The Senate of Haiti appointed this Friday as provisional president of the country to Joseph Lambert, current head of the Upper House, and denies the authority of the interim prime minister, Claude joseph, who with the support of the UN and the United States has been in power since the assassination of Haitian President Jovenel Moise.
Lambert reported that his appointment was endorsed by a Senate resolution, signed by eight of the ten senators who are still active, which specifies that Claude Joseph was dismissed from his post last Monday, in the last decree signed by Moise before his brutal murder.
The Senate document establishes that Lambert will assume the leadership of the State until February 7, 2022, the date on which Moise’s term ends, and his first task will be to form a government of “national entente” with the mission of organizing the elections.
It was also reported that within a period of fifteen days after Lambert’s inauguration, an electoral council will be formed in charge of carrying out the convocation of the elections.
The resolution states that Claude Joseph cannot serve as prime minister since last Monday, when Moise appointed Ariel Henry to the post by decree, although he could not be sworn in.
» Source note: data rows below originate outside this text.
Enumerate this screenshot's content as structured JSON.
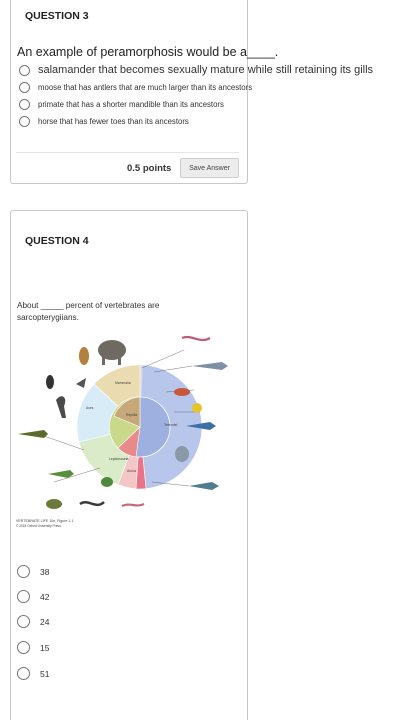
{
  "q3": {
    "title": "QUESTION 3",
    "prompt": "An example of peramorphosis would be a____.",
    "options": [
      "salamander that becomes sexually mature while still retaining its gills",
      "moose that has antlers that are much larger than its ancestors",
      "primate that has a shorter mandible than its ancestors",
      "horse that has fewer toes than its ancestors"
    ],
    "points": "0.5 points",
    "save_label": "Save Answer"
  },
  "q4": {
    "title": "QUESTION 4",
    "prompt": "About _____ percent of vertebrates are sarcopterygiians.",
    "choices": [
      "38",
      "42",
      "24",
      "15",
      "51"
    ]
  },
  "figure": {
    "credit_line1": "VERTEBRATE LIFE 10e, Figure 1.1",
    "credit_line2": "© 2018 Oxford University Press",
    "colors": {
      "actinopterygii": "#b7c6ea",
      "teleost_core": "#9db0e0",
      "mammals": "#eadcb0",
      "birds": "#d7ecf6",
      "reptiles": "#d9ebc8",
      "lepidosaurs": "#bcd9a2",
      "amphibians": "#f4c6c6",
      "caecilians": "#e9748a",
      "chondrichthyes": "#d8d8e6"
    }
  }
}
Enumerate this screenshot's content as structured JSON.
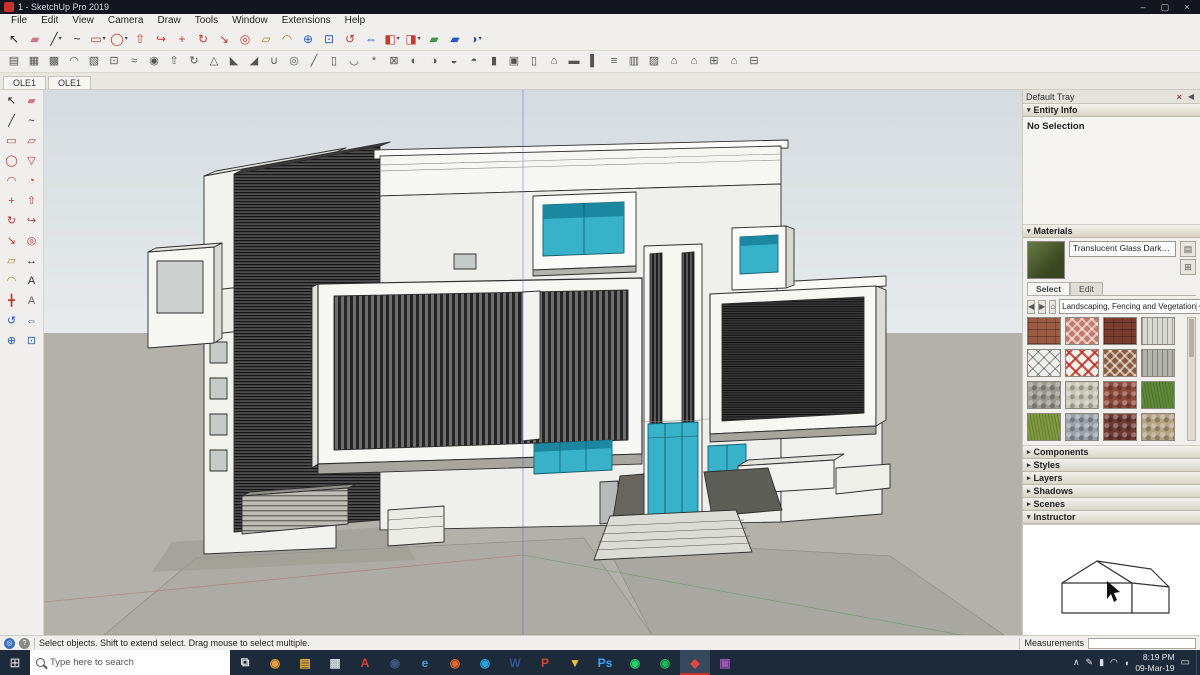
{
  "window": {
    "title": "1 - SketchUp Pro 2019",
    "controls": [
      {
        "name": "minimize-button",
        "glyph": "–"
      },
      {
        "name": "maximize-button",
        "glyph": "▢"
      },
      {
        "name": "close-button",
        "glyph": "×"
      }
    ]
  },
  "menu_bar": {
    "items": [
      "File",
      "Edit",
      "View",
      "Camera",
      "Draw",
      "Tools",
      "Window",
      "Extensions",
      "Help"
    ]
  },
  "toolbar_main": {
    "tools": [
      {
        "name": "select-tool",
        "glyph": "↖",
        "color": "#1b1b1b"
      },
      {
        "name": "eraser-tool",
        "glyph": "▰",
        "color": "#d4758c"
      },
      {
        "name": "line-tool",
        "glyph": "╱",
        "color": "#2b2b2b",
        "caret": true
      },
      {
        "name": "freehand-tool",
        "glyph": "~",
        "color": "#2b2b2b"
      },
      {
        "name": "rectangle-tool",
        "glyph": "▭",
        "color": "#9c4a3a",
        "caret": true
      },
      {
        "name": "circle-tool",
        "glyph": "◯",
        "color": "#c23b2e",
        "caret": true
      },
      {
        "name": "pushpull-tool",
        "glyph": "⇧",
        "color": "#c23b2e"
      },
      {
        "name": "followme-tool",
        "glyph": "↪",
        "color": "#c23b2e"
      },
      {
        "name": "move-tool",
        "glyph": "+",
        "color": "#c23b2e"
      },
      {
        "name": "rotate-tool",
        "glyph": "↻",
        "color": "#c23b2e"
      },
      {
        "name": "scale-tool",
        "glyph": "↘",
        "color": "#c23b2e"
      },
      {
        "name": "offset-tool",
        "glyph": "◎",
        "color": "#c23b2e"
      },
      {
        "name": "tape-measure-tool",
        "glyph": "▱",
        "color": "#b8872a"
      },
      {
        "name": "protractor-tool",
        "glyph": "◠",
        "color": "#b8872a"
      },
      {
        "name": "zoom-tool",
        "glyph": "⊕",
        "color": "#2a5ac0"
      },
      {
        "name": "zoom-extents-tool",
        "glyph": "⊡",
        "color": "#2a5ac0"
      },
      {
        "name": "orbit-tool",
        "glyph": "↺",
        "color": "#c23b2e"
      },
      {
        "name": "pan-tool",
        "glyph": "⇔",
        "color": "#2a5ac0"
      },
      {
        "name": "make-component-tool",
        "glyph": "◧",
        "color": "#c23b2e",
        "caret": true
      },
      {
        "name": "group-tool",
        "glyph": "◨",
        "color": "#c23b2e",
        "caret": true
      },
      {
        "name": "section-plane-tool",
        "glyph": "▰",
        "color": "#3a9a4a"
      },
      {
        "name": "section-display-tool",
        "glyph": "▰",
        "color": "#2a5ac0"
      },
      {
        "name": "shadows-toggle-tool",
        "glyph": "◑",
        "color": "#2a5ac0",
        "caret": true
      }
    ]
  },
  "toolbar_secondary": {
    "tools": [
      {
        "name": "offset-surface-tool",
        "glyph": "▤"
      },
      {
        "name": "quad-face-tool",
        "glyph": "▦"
      },
      {
        "name": "grid-tool",
        "glyph": "▩"
      },
      {
        "name": "soften-edges-tool",
        "glyph": "◠"
      },
      {
        "name": "drape-tool",
        "glyph": "▧"
      },
      {
        "name": "stamp-tool",
        "glyph": "⊡"
      },
      {
        "name": "from-contours-tool",
        "glyph": "≈"
      },
      {
        "name": "smoove-tool",
        "glyph": "◉"
      },
      {
        "name": "extrude-tool",
        "glyph": "⇧"
      },
      {
        "name": "lathe-tool",
        "glyph": "↻"
      },
      {
        "name": "taper-tool",
        "glyph": "△"
      },
      {
        "name": "bevel-tool",
        "glyph": "◣"
      },
      {
        "name": "chamfer-tool",
        "glyph": "◢"
      },
      {
        "name": "loft-tool",
        "glyph": "∪"
      },
      {
        "name": "pipe-tool",
        "glyph": "◎"
      },
      {
        "name": "slice-tool",
        "glyph": "╱"
      },
      {
        "name": "mirror-tool",
        "glyph": "▯"
      },
      {
        "name": "weld-edges-tool",
        "glyph": "◡"
      },
      {
        "name": "explode-tool",
        "glyph": "*"
      },
      {
        "name": "intersect-faces-tool",
        "glyph": "⊠"
      },
      {
        "name": "solid-union-tool",
        "glyph": "◐"
      },
      {
        "name": "solid-subtract-tool",
        "glyph": "◑"
      },
      {
        "name": "solid-trim-tool",
        "glyph": "◒"
      },
      {
        "name": "solid-intersect-tool",
        "glyph": "◓"
      },
      {
        "name": "wall-tool",
        "glyph": "▮"
      },
      {
        "name": "window-tool",
        "glyph": "▣"
      },
      {
        "name": "door-tool",
        "glyph": "▯"
      },
      {
        "name": "roof-tool",
        "glyph": "⌂"
      },
      {
        "name": "floor-tool",
        "glyph": "▬"
      },
      {
        "name": "column-tool",
        "glyph": "▌"
      },
      {
        "name": "stairs-tool",
        "glyph": "≡"
      },
      {
        "name": "fence-tool",
        "glyph": "▥"
      },
      {
        "name": "hatch-pattern-tool",
        "glyph": "▨"
      },
      {
        "name": "component-house-tool",
        "glyph": "⌂"
      },
      {
        "name": "3d-warehouse-tool",
        "glyph": "⌂"
      },
      {
        "name": "share-model-tool",
        "glyph": "⊞"
      },
      {
        "name": "model-info-tool",
        "glyph": "⌂"
      },
      {
        "name": "print-tool",
        "glyph": "⊟"
      }
    ]
  },
  "scene_tabs": [
    "OLE1",
    "OLE1"
  ],
  "left_toolbar": {
    "tools": [
      {
        "name": "select-tool",
        "glyph": "↖",
        "color": "#1b1b1b"
      },
      {
        "name": "eraser-tool",
        "glyph": "▰",
        "color": "#d4758c"
      },
      {
        "name": "line-tool",
        "glyph": "╱",
        "color": "#2b2b2b"
      },
      {
        "name": "freehand-tool",
        "glyph": "~",
        "color": "#2b2b2b"
      },
      {
        "name": "rectangle-tool",
        "glyph": "▭",
        "color": "#9c4a3a"
      },
      {
        "name": "rotated-rectangle-tool",
        "glyph": "▱",
        "color": "#9c4a3a"
      },
      {
        "name": "circle-tool",
        "glyph": "◯",
        "color": "#c23b2e"
      },
      {
        "name": "polygon-tool",
        "glyph": "▽",
        "color": "#c23b2e"
      },
      {
        "name": "arc-tool",
        "glyph": "◠",
        "color": "#c23b2e"
      },
      {
        "name": "pie-tool",
        "glyph": "◔",
        "color": "#c23b2e"
      },
      {
        "name": "move-tool",
        "glyph": "+",
        "color": "#c23b2e"
      },
      {
        "name": "pushpull-tool",
        "glyph": "⇧",
        "color": "#c23b2e"
      },
      {
        "name": "rotate-tool",
        "glyph": "↻",
        "color": "#c23b2e"
      },
      {
        "name": "followme-tool",
        "glyph": "↪",
        "color": "#c23b2e"
      },
      {
        "name": "scale-tool",
        "glyph": "↘",
        "color": "#c23b2e"
      },
      {
        "name": "offset-tool",
        "glyph": "◎",
        "color": "#c23b2e"
      },
      {
        "name": "tape-measure-tool",
        "glyph": "▱",
        "color": "#b8872a"
      },
      {
        "name": "dimension-tool",
        "glyph": "↔",
        "color": "#2b2b2b"
      },
      {
        "name": "protractor-tool",
        "glyph": "◠",
        "color": "#b8872a"
      },
      {
        "name": "text-tool",
        "glyph": "A",
        "color": "#2b2b2b"
      },
      {
        "name": "axes-tool",
        "glyph": "╋",
        "color": "#c23b2e"
      },
      {
        "name": "3d-text-tool",
        "glyph": "A",
        "color": "#666666"
      },
      {
        "name": "orbit-tool",
        "glyph": "↺",
        "color": "#2a5ac0"
      },
      {
        "name": "pan-tool",
        "glyph": "⇔",
        "color": "#2a5ac0"
      },
      {
        "name": "zoom-tool",
        "glyph": "⊕",
        "color": "#2a5ac0"
      },
      {
        "name": "zoom-extents-tool",
        "glyph": "⊡",
        "color": "#2a5ac0"
      }
    ]
  },
  "tray": {
    "title": "Default Tray",
    "close_glyph": "×",
    "hide_glyph": "◀",
    "entity_info": {
      "label": "Entity Info",
      "arrow": "▾",
      "status": "No Selection"
    },
    "materials": {
      "label": "Materials",
      "arrow": "▾",
      "material_name": "Translucent Glass Dark Green",
      "preview_color": "#55682f",
      "tabs": [
        {
          "name": "materials-tab-select",
          "label": "Select",
          "state": "active"
        },
        {
          "name": "materials-tab-edit",
          "label": "Edit"
        }
      ],
      "back_glyph": "◀",
      "forward_glyph": "▶",
      "in_model_glyph": "⌂",
      "category": "Landscaping, Fencing and Vegetation",
      "dropdown_arrow": "▾",
      "sample_paint_glyph": "✎",
      "display_pane_glyph": "▤",
      "create_material_glyph": "⊞",
      "swatches": [
        {
          "name": "swatch-brick-rough",
          "base": "#9b5a44",
          "pattern": "brick"
        },
        {
          "name": "swatch-lattice-red",
          "base": "#c47a6a",
          "pattern": "lattice"
        },
        {
          "name": "swatch-brick-dark",
          "base": "#7a3c2f",
          "pattern": "brick"
        },
        {
          "name": "swatch-fence-white",
          "base": "#d9d9d4",
          "pattern": "vlines"
        },
        {
          "name": "swatch-lattice-white",
          "base": "#efefec",
          "pattern": "diamond"
        },
        {
          "name": "swatch-lattice-open-red",
          "base": "#f4f0ea",
          "pattern": "diamond-red"
        },
        {
          "name": "swatch-lattice-brown",
          "base": "#8a5a3c",
          "pattern": "lattice"
        },
        {
          "name": "swatch-boards-gray",
          "base": "#b3b3ad",
          "pattern": "vlines"
        },
        {
          "name": "swatch-stone-gray",
          "base": "#9a9a90",
          "pattern": "stones"
        },
        {
          "name": "swatch-pebbles-light",
          "base": "#c9c5b8",
          "pattern": "stones"
        },
        {
          "name": "swatch-gravel-red",
          "base": "#8d4a3c",
          "pattern": "stones"
        },
        {
          "name": "swatch-grass-green",
          "base": "#5e8a3a",
          "pattern": "grass"
        },
        {
          "name": "swatch-grass-olive",
          "base": "#7f9a3f",
          "pattern": "grass"
        },
        {
          "name": "swatch-stone-blue",
          "base": "#98a2a8",
          "pattern": "stones"
        },
        {
          "name": "swatch-gravel-dark",
          "base": "#6e3a32",
          "pattern": "stones"
        },
        {
          "name": "swatch-sand-tan",
          "base": "#b5a484",
          "pattern": "stones"
        }
      ]
    },
    "sections": [
      {
        "name": "tray-section-components",
        "label": "Components",
        "arrow": "▸"
      },
      {
        "name": "tray-section-styles",
        "label": "Styles",
        "arrow": "▸"
      },
      {
        "name": "tray-section-layers",
        "label": "Layers",
        "arrow": "▸"
      },
      {
        "name": "tray-section-shadows",
        "label": "Shadows",
        "arrow": "▸"
      },
      {
        "name": "tray-section-scenes",
        "label": "Scenes",
        "arrow": "▸"
      }
    ],
    "instructor": {
      "label": "Instructor",
      "arrow": "▾"
    }
  },
  "status_bar": {
    "message": "Select objects. Shift to extend select. Drag mouse to select multiple.",
    "measurements_label": "Measurements",
    "measurements_value": ""
  },
  "taskbar": {
    "start_glyph": "⊞",
    "search_placeholder": "Type here to search",
    "apps": [
      {
        "name": "task-view-button",
        "glyph": "⧉",
        "color": "#dfe3e8"
      },
      {
        "name": "chrome-icon",
        "glyph": "◉",
        "color": "#e8a33c"
      },
      {
        "name": "file-explorer-icon",
        "glyph": "▤",
        "color": "#e8b339"
      },
      {
        "name": "calculator-icon",
        "glyph": "▦",
        "color": "#cfd8dc"
      },
      {
        "name": "acrobat-icon",
        "glyph": "A",
        "color": "#e03c31"
      },
      {
        "name": "steam-icon",
        "glyph": "◉",
        "color": "#3b5a80"
      },
      {
        "name": "edge-icon",
        "glyph": "e",
        "color": "#3ca0e0"
      },
      {
        "name": "firefox-icon",
        "glyph": "◉",
        "color": "#e0662c"
      },
      {
        "name": "telegram-icon",
        "glyph": "◉",
        "color": "#2aa3df"
      },
      {
        "name": "word-icon",
        "glyph": "W",
        "color": "#2b579a"
      },
      {
        "name": "powerpoint-icon",
        "glyph": "P",
        "color": "#d24726"
      },
      {
        "name": "downloads-icon",
        "glyph": "▼",
        "color": "#f0c030"
      },
      {
        "name": "photoshop-icon",
        "glyph": "Ps",
        "color": "#31a8ff"
      },
      {
        "name": "whatsapp-icon",
        "glyph": "◉",
        "color": "#25d366"
      },
      {
        "name": "spotify-icon",
        "glyph": "◉",
        "color": "#1db954"
      },
      {
        "name": "sketchup-icon",
        "glyph": "◆",
        "color": "#e04a3a",
        "state": "active"
      },
      {
        "name": "photos-icon",
        "glyph": "▣",
        "color": "#9b59b6"
      }
    ],
    "tray_icons": [
      {
        "name": "hidden-icons-chevron",
        "glyph": "∧"
      },
      {
        "name": "pen-icon",
        "glyph": "✎"
      },
      {
        "name": "battery-icon",
        "glyph": "▮"
      },
      {
        "name": "network-icon",
        "glyph": "◠"
      },
      {
        "name": "volume-icon",
        "glyph": "◖"
      }
    ],
    "tray_time": "8:19 PM",
    "tray_date": "09-Mar-19",
    "action_center_glyph": "▭"
  }
}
Lambert ratified the continuity of the electoral schedule established before Moise’s death, which entails holding presidential and legislative elections, as well as a referendum to approve a new Constitution.
Haiti asked the United States and the UN to send troops
Beyond the political crisis, Haiti asked the United States and the United Nations to send troops to protect its ports, airport and other strategic sites after the assassination of President Jovenel Moise.
Elections Minister Mathias Pierre did not rule out the possibility that the armed groups that participated in Moise’s assassination could “destroy some infrastructure to create chaos in the country.”
“During a conversation with the Secretary of State of the United States and the UN, we made this request,” he added.
The State Department and the Pentagon confirmed that they had received a request for “security and investigation assistance” and they said they were in contact with Port-au-Prince, but did not specify whether military troops would be deployed.
Meanwhile, a UN diplomatic source cited by the AFP agency confided that the organization received the request, but that a Security Council resolution is needed to send a contingent.
Washington has already announced that it will send the FBI and other agents to Haiti as soon as possible to investigate the assassination.
The Haitian police are trying to determine who ordered the attack allegedly carried out by an armed squad of 28 people: 26 Colombians and two Americans of Haitian origin.
Of the total suspects, 15 Colombians and two Americans were arrested, while three Colombians were killed by police and eight others remain at large, Haitian police said.
Senior officials in the Colombian army and police reported that at least 17 former Colombian military personnel are allegedly involved in the assassination.
After communicating with the Haitian Prime Minister, Claude Joseph, Colombian President Iván Duque announced that his country will offer “all collaboration”, including an intelligence mission in Haiti, to find “the material and intellectual authors of the murder.”
The assassination further destabilizes America’s poorest country, ravaged by insecurity, which now lacks a president and an active parliament, as two men claim to be in command and vie for prime minister.